Scannen bij toegang en de werking ervan
De scanner bij toegang wordt op het laagste niveau op het systeem aangesloten (Bestandssysteem Filterstation) en scant bestanden wanneer ze voor het eerst in uw systeem komen. De scanner bij toegang treedt op als onderdeel van het systeem (Systeemservice) en biedt waarschuwingen via de interface als een detectie optreedt.
Als er een poging gedaan wordt een bestand te openen, sluiten of hernoemen, onderschept de scanner de handeling en onderneemt een van de volgende acties.
- Op basis van de volgende criteria wordt door de scanner bepaald of het bestand moet worden gescand:
- De extensie van het bestand komt overeen met de configuratie.
- Het bestand is niet in de cache geplaatst.
- Het bestand is niet uitgesloten.
- Het bestand is niet eerder gescand.
- Als het bestand voldoet aan de scancriteria, wordt dit gescand door de informatie in het bestand te vergelijken met bekende malwaresignaturen in de momenteel ingestelde DAT-bestanden.
- Als het bestand schoon is, wordt het resultaat gecached en worden lees-, schrijf- of hernoemhandelingen toegekend.
- Als het bestand een virus bevat, wordt de bewerking geweigerd en wordt de geconfigureerde actie ondernomen. Bijvoorbeeld:
- Als het bestand moet worden gereinigd, wordt dit reinigingsproces bepaald door de momenteel ingestelde DAT-bestanden.

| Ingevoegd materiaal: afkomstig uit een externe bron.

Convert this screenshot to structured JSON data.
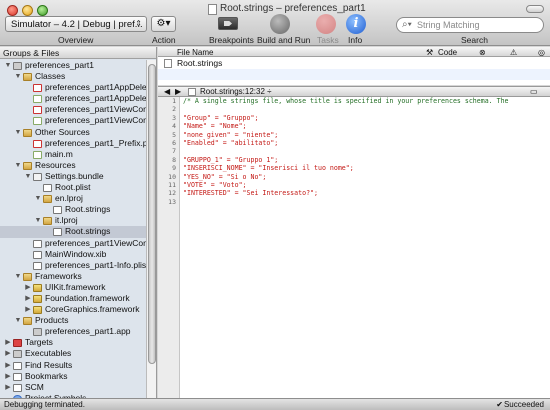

- De resultaten worden vastgelegd in het activiteitenlogboek als de scanner zo is geconfigureerd.
- De waarschuwing van Berichten van Scannen bij toegang wordt weergegeven met daarin de bestandsnaam en de ondernomen actie, als de scanner hiervoor was ingesteld.
- Als het bestand niet aan de scaneisen voldoet, wordt het niet gescand. Het wordt in de cache geplaatst en de handeling wordt toegestaan.
Opmerking: De cache met scanbestanden wordt geleegd en alle bestanden worden opnieuw gescand als bijvoorbeeld de configuratie voor scannen bij toegang wordt gewijzigd, een EXTRA.DAT-bestand wordt toegevoegd of als de cache vol is.